White House probes the collision of AI and personal data

Thapana Onphalai/Getty Images

Policymakers are examining how the advent of artificial intelligence could create new privacy risks around the federal agency purchase and use of personal information from data brokers.

The Biden administration is mulling new policies for federal agencies that buy data on Americans from commercial data brokers, citing increased risks posed by the increased use of artificial intelligence in government IT systems.

In a request for information scheduled to be published Wednesday, the administration lays out potential privacy risks stemming from the use of commercially available information by federal agencies.

Agency purchase of sensitive data about people via third parties like data brokers “raises privacy concerns stemming from a lack of transparency,” Richard Revesz, the head of the Office of Information and Regulatory Affairs at the Office of Management and Budget, wrote in a blog about the RFI.

Of particular interest are those risks that are supercharged by artificial intelligence.

AI can fuel inferences about people based on the massive amounts of data brokers hold about them, including things like their political preference or sexuality, said Calli Schroeder, senior counsel and global privacy council at the Electronic Privacy Information Center.

Updating the guidance, Schroeder said, “not only would acknowledge that there is quite a bit of use of data broker supplied information that includes a huge amount of PII, but also...  that there do have to be some protections and precautions in how government is using this information.” 

The RFI also covers information sold or licensed about individuals’ devices and locations, an issue that made headlines when the Trump administration used cellphone location data for immigration and border enforcement.

Although there are legal and policy frameworks for the government’s use of PII already, Revesz writes that “the privacy concerns associated with CAI containing PII raise questions about whether agencies need to take additional steps to apply the framework of privacy law and policy to mitigate the risks exacerbated by new technology.”

The RFI tracks with President Joe Biden’s directive that OMB conduct an evaluation of what CAI agencies purchase and how they use that data as part of his AI-focused executive order to “inform potential guidance” on privacy risks related to the use of data brokers. 

Among the questions OMB wants answers to is what changes to current guidance might be necessary, as well as what policies or procedures agencies should have to follow. 

There are also questions about how agencies share information on the use of this data with the public and whether agencies should have certain provisions around data quality in their agreements with third-party providers of this type of data. 

But national security use cases of CAI are one thing out of scope for the RFI, OMB notes. 

Still, years before the advent of generative AI tools, collection of personal data has been a lightning rod for controversy in both the intelligence community and federal civilian agencies with cybersecurity or law enforcement mandates that often fall into the national security realm.

A government report released last year said that the IC frequently buys troves of Americans’ data with few checks and balances, and that use of such information without oversight presents a privacy threat.
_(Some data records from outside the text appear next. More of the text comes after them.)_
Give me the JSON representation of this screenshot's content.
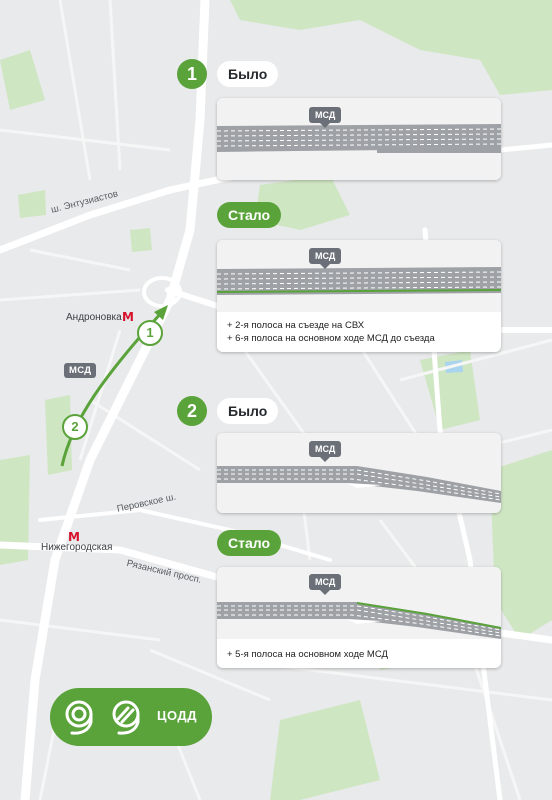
{
  "map": {
    "streets": {
      "entuziastov": "ш. Энтузиастов",
      "perovskoe": "Перовское ш.",
      "ryazansky": "Рязанский просп."
    },
    "metro": [
      {
        "name": "Андроновка",
        "symbol": "М"
      },
      {
        "name": "Нижегородская",
        "symbol": "М"
      }
    ],
    "msd_label": "МСД",
    "markers": [
      "1",
      "2"
    ],
    "colors": {
      "green": "#5aa23a",
      "park": "#cfe6c3",
      "road": "#ffffff",
      "background": "#e9eaeb"
    }
  },
  "sections": [
    {
      "number": "1",
      "before_label": "Было",
      "after_label": "Стало",
      "before_tag": "МСД",
      "after_tag": "МСД",
      "notes": [
        "+ 2-я полоса на съезде на СВХ",
        "+ 6-я полоса на основном ходе МСД до съезда"
      ]
    },
    {
      "number": "2",
      "before_label": "Было",
      "after_label": "Стало",
      "before_tag": "МСД",
      "after_tag": "МСД",
      "notes": [
        "+ 5-я полоса на основном ходе МСД"
      ]
    }
  ],
  "logo": {
    "text": "ЦОДД"
  }
}
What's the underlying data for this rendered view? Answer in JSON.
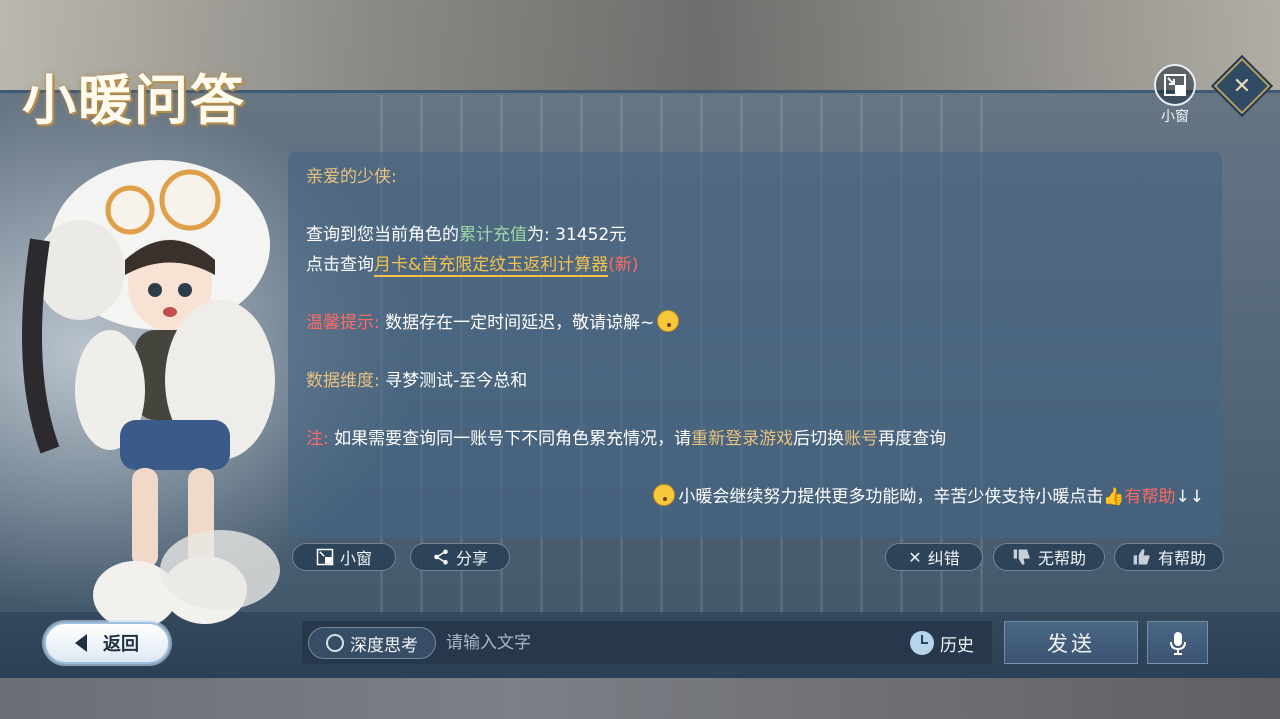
{
  "header": {
    "title": "小暖问答",
    "mini_window_label": "小窗"
  },
  "answer": {
    "greeting": "亲爱的少侠:",
    "line1_prefix": "查询到您当前角色的",
    "line1_highlight": "累计充值",
    "line1_suffix": "为: 31452元",
    "line2_prefix": "点击查询",
    "line2_link": "月卡&首充限定纹玉返利计算器",
    "line2_new": "(新)",
    "tip_label": "温馨提示:",
    "tip_text": "数据存在一定时间延迟，敬请谅解~",
    "dimension_label": "数据维度:",
    "dimension_text": "寻梦测试-至今总和",
    "note_label": "注:",
    "note_text_1": "如果需要查询同一账号下不同角色累充情况，请",
    "note_highlight_1": "重新登录游戏",
    "note_text_2": "后切换",
    "note_highlight_2": "账号",
    "note_text_3": "再度查询",
    "footer_text": "小暖会继续努力提供更多功能呦，辛苦少侠支持小暖点击",
    "footer_helpful": "有帮助",
    "footer_arrows": "↓↓"
  },
  "actions": {
    "mini_window": "小窗",
    "share": "分享",
    "correct": "纠错",
    "unhelpful": "无帮助",
    "helpful": "有帮助"
  },
  "bottom": {
    "back": "返回",
    "deep_think": "深度思考",
    "input_placeholder": "请输入文字",
    "history": "历史",
    "send": "发送"
  },
  "colors": {
    "gold": "#e9c27d",
    "green": "#9fd6a8",
    "red": "#ff6a62",
    "panel": "#46648299"
  }
}
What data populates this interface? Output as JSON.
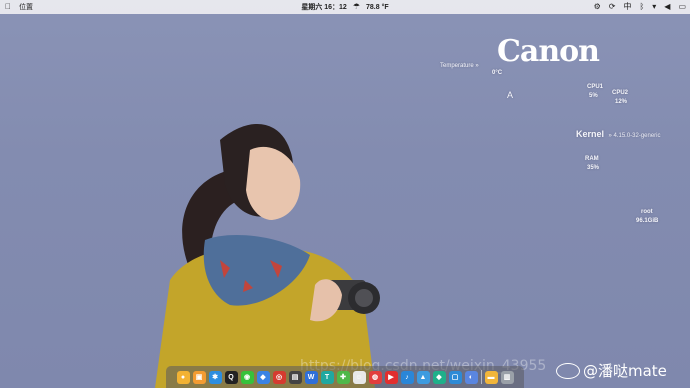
{
  "menubar": {
    "left": {
      "apple_icon": "apple-icon",
      "app_label": "位置"
    },
    "center": {
      "clock": "星期六 16：12",
      "weather_temp": "78.8 °F",
      "weather_icon": "cloud-rain-icon"
    },
    "right": {
      "items": [
        {
          "name": "settings-icon",
          "glyph": "⚙"
        },
        {
          "name": "sync-icon",
          "glyph": "⟳"
        },
        {
          "name": "input-method",
          "glyph": "中"
        },
        {
          "name": "bluetooth-icon",
          "glyph": "ᛒ"
        },
        {
          "name": "wifi-icon",
          "glyph": "▾"
        },
        {
          "name": "volume-icon",
          "glyph": "◀"
        },
        {
          "name": "battery-icon",
          "glyph": "▭"
        }
      ]
    }
  },
  "conky": {
    "temperature_label": "Temperature »",
    "temperature_value": "0°C",
    "brand": "Canon",
    "letter": "A",
    "cpu1_label": "CPU1",
    "cpu1_value": "5%",
    "cpu2_label": "CPU2",
    "cpu2_value": "12%",
    "kernel_label": "Kernel",
    "kernel_version": "» 4.15.0-32-generic",
    "ram_label": "RAM",
    "ram_value": "35%",
    "root_label": "root",
    "root_value": "96.1GiB"
  },
  "dock": {
    "apps": [
      {
        "name": "chrome-icon",
        "glyph": "●",
        "color": "#f2b233"
      },
      {
        "name": "files-icon",
        "glyph": "▣",
        "color": "#f39c32"
      },
      {
        "name": "store-icon",
        "glyph": "✱",
        "color": "#2d8ee0"
      },
      {
        "name": "qq-icon",
        "glyph": "Q",
        "color": "#222222"
      },
      {
        "name": "wechat-icon",
        "glyph": "◉",
        "color": "#36c13a"
      },
      {
        "name": "baidu-icon",
        "glyph": "◆",
        "color": "#3a83e4"
      },
      {
        "name": "netease-icon",
        "glyph": "◎",
        "color": "#d63b2f"
      },
      {
        "name": "terminal-icon",
        "glyph": "▤",
        "color": "#444444"
      },
      {
        "name": "wps-writer-icon",
        "glyph": "W",
        "color": "#2f6fd8"
      },
      {
        "name": "app-t-icon",
        "glyph": "T",
        "color": "#20a8a0"
      },
      {
        "name": "map-icon",
        "glyph": "✚",
        "color": "#4fb849"
      },
      {
        "name": "game-icon",
        "glyph": "☺",
        "color": "#e8e8e8"
      },
      {
        "name": "weibo-icon",
        "glyph": "◍",
        "color": "#e23d3d"
      },
      {
        "name": "video-icon",
        "glyph": "▶",
        "color": "#e22e2e"
      },
      {
        "name": "music-icon",
        "glyph": "♪",
        "color": "#2a86d8"
      },
      {
        "name": "photo-icon",
        "glyph": "▲",
        "color": "#3d9be0"
      },
      {
        "name": "vpn-icon",
        "glyph": "◆",
        "color": "#1fb08a"
      },
      {
        "name": "screen-icon",
        "glyph": "▢",
        "color": "#2d8ad6"
      },
      {
        "name": "settings-dock-icon",
        "glyph": "◐",
        "color": "#5a86e0"
      },
      {
        "name": "folder-icon",
        "glyph": "▬",
        "color": "#f1b53b"
      },
      {
        "name": "trash-icon",
        "glyph": "▥",
        "color": "#9aa0a8"
      }
    ]
  },
  "watermark": "https://blog.csdn.net/weixin_43955",
  "weibo": {
    "handle": "@潘哒mate"
  }
}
Some of those purchases have included social media data, it said at the time.

Personal information that’s hoovered up on digital marketplaces like social media platforms is packaged by data brokers, and U.S. spy agencies are among their customers. The dynamic has put the intelligence community on thin ice with both lawmakers and privacy advocates who call it an end-run around the Fourth Amendment, which bars unreasonable searches and seizures.
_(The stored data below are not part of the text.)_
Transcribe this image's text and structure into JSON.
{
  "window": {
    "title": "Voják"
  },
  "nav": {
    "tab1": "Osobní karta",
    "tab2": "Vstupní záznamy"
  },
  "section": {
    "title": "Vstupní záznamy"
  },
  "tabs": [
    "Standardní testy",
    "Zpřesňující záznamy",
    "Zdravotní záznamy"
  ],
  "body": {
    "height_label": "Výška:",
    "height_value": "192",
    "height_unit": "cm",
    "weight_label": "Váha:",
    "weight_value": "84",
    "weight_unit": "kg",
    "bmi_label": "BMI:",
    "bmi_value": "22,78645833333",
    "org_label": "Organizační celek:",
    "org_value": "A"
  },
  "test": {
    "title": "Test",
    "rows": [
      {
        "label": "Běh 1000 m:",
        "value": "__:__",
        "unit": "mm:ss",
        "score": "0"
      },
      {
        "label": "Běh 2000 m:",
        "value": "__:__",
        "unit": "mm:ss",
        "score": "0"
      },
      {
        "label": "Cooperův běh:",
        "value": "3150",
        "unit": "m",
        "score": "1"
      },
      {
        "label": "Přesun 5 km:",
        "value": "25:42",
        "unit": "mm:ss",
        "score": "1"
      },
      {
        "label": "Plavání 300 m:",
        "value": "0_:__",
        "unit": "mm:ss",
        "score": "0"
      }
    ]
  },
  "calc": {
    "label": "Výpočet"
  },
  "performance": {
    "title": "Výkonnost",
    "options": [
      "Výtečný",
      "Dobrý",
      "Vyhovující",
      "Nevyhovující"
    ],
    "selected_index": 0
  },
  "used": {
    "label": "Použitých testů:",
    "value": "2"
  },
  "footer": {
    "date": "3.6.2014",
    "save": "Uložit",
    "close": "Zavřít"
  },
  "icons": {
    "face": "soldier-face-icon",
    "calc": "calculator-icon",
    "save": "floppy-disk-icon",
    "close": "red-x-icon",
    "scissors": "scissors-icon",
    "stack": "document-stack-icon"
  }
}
The National Security Agency, for instance, purchases certain types of Americans’ web browsing data from data brokers without a warrant, privacy hawk Sen. Ron Wyden, D-Ore. revealed in January. He alleged NSA is in violation of a Federal Trade Commission order that bars data brokers from selling individuals’ geolocation data without first obtaining consent from consumers.

Privacy-centric lawmakers on both sides of the political aisle pushed to inject sweeping reform measures into a powerful foreign spying power when it was reauthorized in April, including an amendment that would require a warrant to sift through collected communications data that includes discussions with U.S. persons, though the effort was ultimately unsuccessful.

The spying authority, backed by Section 702 of the Foreign Intelligence Surveillance Act, allows agencies like the FBI and NSA to warrantlessly target foreigners abroad by ordering U.S. internet and telecom providers to hand over reams of communications data, like emails or text messages, on those foreign targets for use in national security investigations. 

The law is largely controversial because two-sided conversation collection is permitted, even when a foreign target is speaking to an American on the other end of the communications.

In May, the Office of the Director of National Intelligence released a framework that aims to guide spy agencies on best practices for ethically using the commercial data that analysts frequently leverage in their day-to-day work, declaring they must have procedures in place to safeguard collected data that can easily identify Americans.

Some civilian agencies also rely on data from outside sources.

The use of credit bureaus, for example, is often an ingredient for agencies to verify that someone is who they say they are online — despite the fact that the government already houses a lot of authoritative information on Americans, such as social security numbers. 

Some anti-fraud and oversight experts have bemoaned the difficulty agencies face in sharing data among themselves under existing statute for government data sharing.

Still, a recent government report suggested that federal agencies could use their own information more to decrease reliance on “incomplete commercial data.”